First, the good. Crysis 2 is an ambitious game. Its technically gorgeous, there are very few loads, and the tools at your disposal are cleverly designed. The spaces that you explore are varied, and provide you with enough leeway to take as much time as you want. It rewards tactical engagement, and brutally punishes wrecklessness. Set in a post-apocolytic New York, it’s a beautiful illusion into hopeless circumstances. It is, in a lot of ways, mechanically, the future of first-person shooters.
The only problem is ambitions sometimes stretch a final product too thin, and Crysis 2 tears at its seams largely due to its disconnected presentation.
Enemies will run at your face, spin in circles, blow each other up, or are just plain clueless. The disappointment is amplified by the fact that it all looks so real. This tension is not uncommon in many modern games, where artistically, a truly engaging, austere aesthetic is foiled by crowded environmental variables. This trap was successfully pacified by the original Portal due to its simplicity, and in a lot of ways, Crysis 2 shares some similarities with Valve’s masterpiece in terms of pacing because both are essentially playgrounds in open spaces.
The story suffers from its own kind of disconnection. While the story about you – the person under the suit – is conveyed very effectively through desperate near-death first-person scenarios, everyone else is wholly uninteresting. Chapter after chapter, you are told to do things and everything always goes wrong. At one point, as a character was telling me to “Go ahead and blow-up X”, I just stood there. I was at my wits end with these people and their orders. During my obstinate resistance, she just repeated the same two lines to the effect of “Hurry up and go!” and “That way!”
Again, disconnection bordering irony: Why give players so much choice in combat while making them fatalistically tied to one path? At that point there really isn’t a need for an over-aching story at all.
– "Drats! Out of Maximum Chivarly. I guess I'll shoot him in the pink."
I came to realize, through Crysis 2, that games that I love exist in two camps: The ones that incite real purpose (Mass Effect 2), or ones that don’t at all (Smash Brothers).
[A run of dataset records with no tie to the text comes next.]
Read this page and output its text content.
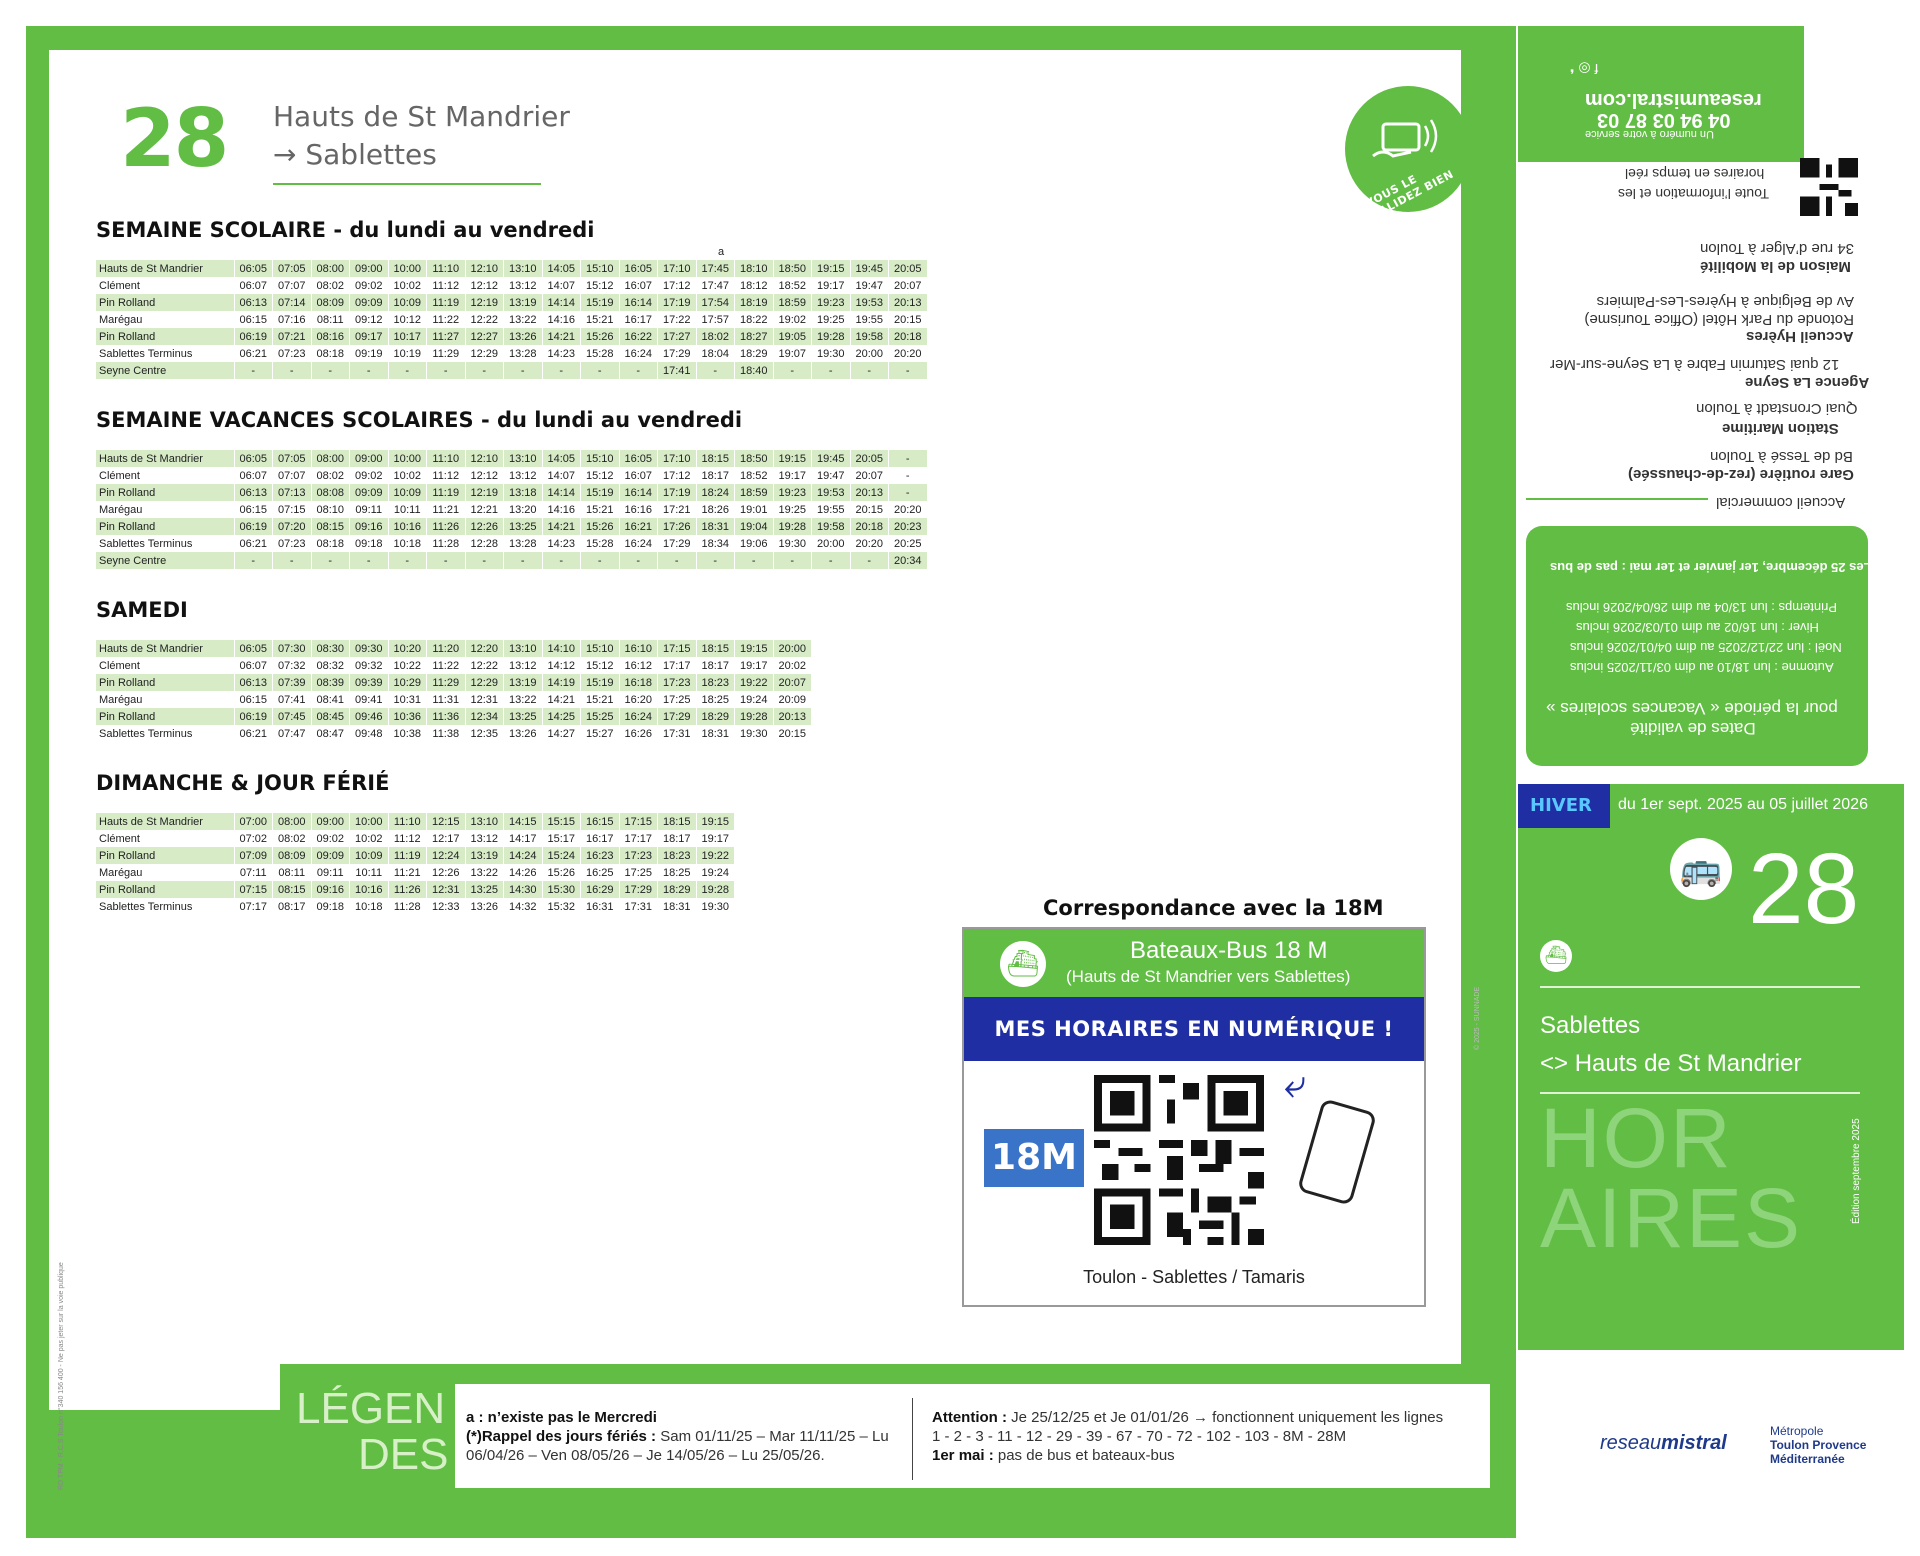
28 Hauts de St Mandrier
→ Sablettes
VOUS LE VALIDEZ BIEN
SEMAINE SCOLAIRE - du lundi au vendredi
a
Hauts de St Mandrier	06:05	07:05	08:00	09:00	10:00	11:10	12:10	13:10	14:05	15:10	16:05	17:10	17:45	18:10	18:50	19:15	19:45	20:05
Clément	06:07	07:07	08:02	09:02	10:02	11:12	12:12	13:12	14:07	15:12	16:07	17:12	17:47	18:12	18:52	19:17	19:47	20:07
Pin Rolland	06:13	07:14	08:09	09:09	10:09	11:19	12:19	13:19	14:14	15:19	16:14	17:19	17:54	18:19	18:59	19:23	19:53	20:13
Marégau	06:15	07:16	08:11	09:12	10:12	11:22	12:22	13:22	14:16	15:21	16:17	17:22	17:57	18:22	19:02	19:25	19:55	20:15
Pin Rolland	06:19	07:21	08:16	09:17	10:17	11:27	12:27	13:26	14:21	15:26	16:22	17:27	18:02	18:27	19:05	19:28	19:58	20:18
Sablettes Terminus	06:21	07:23	08:18	09:19	10:19	11:29	12:29	13:28	14:23	15:28	16:24	17:29	18:04	18:29	19:07	19:30	20:00	20:20
Seyne Centre	-	-	-	-	-	-	-	-	-	-	-	17:41	-	18:40	-	-	-	-
SEMAINE VACANCES SCOLAIRES - du lundi au vendredi
Hauts de St Mandrier	06:05	07:05	08:00	09:00	10:00	11:10	12:10	13:10	14:05	15:10	16:05	17:10	18:15	18:50	19:15	19:45	20:05	-
Clément	06:07	07:07	08:02	09:02	10:02	11:12	12:12	13:12	14:07	15:12	16:07	17:12	18:17	18:52	19:17	19:47	20:07	-
Pin Rolland	06:13	07:13	08:08	09:09	10:09	11:19	12:19	13:18	14:14	15:19	16:14	17:19	18:24	18:59	19:23	19:53	20:13	-
Marégau	06:15	07:15	08:10	09:11	10:11	11:21	12:21	13:20	14:16	15:21	16:16	17:21	18:26	19:01	19:25	19:55	20:15	20:20
Pin Rolland	06:19	07:20	08:15	09:16	10:16	11:26	12:26	13:25	14:21	15:26	16:21	17:26	18:31	19:04	19:28	19:58	20:18	20:23
Sablettes Terminus	06:21	07:23	08:18	09:18	10:18	11:28	12:28	13:28	14:23	15:28	16:24	17:29	18:34	19:06	19:30	20:00	20:20	20:25
Seyne Centre	-	-	-	-	-	-	-	-	-	-	-	-	-	-	-	-	-	20:34
SAMEDI
Hauts de St Mandrier	06:05	07:30	08:30	09:30	10:20	11:20	12:20	13:10	14:10	15:10	16:10	17:15	18:15	19:15	20:00
Clément	06:07	07:32	08:32	09:32	10:22	11:22	12:22	13:12	14:12	15:12	16:12	17:17	18:17	19:17	20:02
Pin Rolland	06:13	07:39	08:39	09:39	10:29	11:29	12:29	13:19	14:19	15:19	16:18	17:23	18:23	19:22	20:07
Marégau	06:15	07:41	08:41	09:41	10:31	11:31	12:31	13:22	14:21	15:21	16:20	17:25	18:25	19:24	20:09
Pin Rolland	06:19	07:45	08:45	09:46	10:36	11:36	12:34	13:25	14:25	15:25	16:24	17:29	18:29	19:28	20:13
Sablettes Terminus	06:21	07:47	08:47	09:48	10:38	11:38	12:35	13:26	14:27	15:27	16:26	17:31	18:31	19:30	20:15
DIMANCHE & JOUR FÉRIÉ
Hauts de St Mandrier	07:00	08:00	09:00	10:00	11:10	12:15	13:10	14:15	15:15	16:15	17:15	18:15	19:15
Clément	07:02	08:02	09:02	10:02	11:12	12:17	13:12	14:17	15:17	16:17	17:17	18:17	19:17
Pin Rolland	07:09	08:09	09:09	10:09	11:19	12:24	13:19	14:24	15:24	16:23	17:23	18:23	19:22
Marégau	07:11	08:11	09:11	10:11	11:21	12:26	13:22	14:26	15:26	16:25	17:25	18:25	19:24
Pin Rolland	07:15	08:15	09:16	10:16	11:26	12:31	13:25	14:30	15:30	16:29	17:29	18:29	19:28
Sablettes Terminus	07:17	08:17	09:18	10:18	11:28	12:33	13:26	14:32	15:32	16:31	17:31	18:31	19:30	Correspondance avec la 18M
⛴	Bateaux-Bus 18 M
(Hauts de St Mandrier vers Sablettes)
MES HORAIRES EN NUMÉRIQUE !
18M
⤶
Toulon - Sablettes / Tamaris
LÉGEN
DES
a : n’existe pas le Mercredi
(*)Rappel des jours fériés : Sam 01/11/25 – Mar 11/11/25 – Lu 06/04/26 – Ven 08/05/26 – Je 14/05/26 – Lu 25/05/26.
Attention : Je 25/12/25 et Je 01/01/26 → fonctionnent uniquement les lignes 1 - 2 - 3 - 11 - 12 - 29 - 39 - 67 - 70 - 72 - 102 - 103 - 8M - 28M
1er mai : pas de bus et bateaux-bus
RD TPM - R.C.S Toulon n°340 156 400 - Ne pas jeter sur la voie publique
© 2025 - SUNNADE
f ◎ ❛
reseaumistral.com
04 94 03 87 03
Un numéro à votre service
horaires en temps réel
Toute l’information et les
34 rue d’Alger à Toulon
Maison de la Mobilité
12 quai Saturnin Fabre à La Seyne-sur-Mer
Agence La Seyne
Rotonde du Park Hôtel (Office Tourisme) Av de Belgique à Hyères-Les-Palmiers
Accueil Hyères
Quai Cronstadt à Toulon
Station Maritime
Bd de Tessé à Toulon
Gare routière (rez-de-chaussée)
Accueil commercial
Les 25 décembre, 1er janvier et 1er mai : pas de bus
Printemps : lun 13/04 au dim 26/04/2026 inclus
Hiver : lun 16/02 au dim 01/03/2026 inclus
Noël : lun 22/12/2025 au dim 04/01/2026 inclus
Automne : lun 18/10 au dim 03/11/2025 inclus
pour la période « Vacances scolaires »
Dates de validité
HIVER	du 1er sept. 2025 au 05 juillet 2026
🚌 28
⛴
Sablettes
<> Hauts de St Mandrier
HOR
AIRES	Édition septembre 2025
reseaumistral
Métropole
Toulon Provence
Méditerranée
It’s the middle ground that makes me think twice about investing time into games. Trying to be something it’s not, Crysis 2 was robbed of purpose by needlessly sloppy ‘realism’.
Again, it was fun, but my experience was an uneven haze of murderous frivolity and emotional disconnection from caring about the world, because in the end, Crysis 2 doesn’t actually care about itself either.
Perhaps Crysis 3's environment will be more my type.
I hope she's into conversations about video games.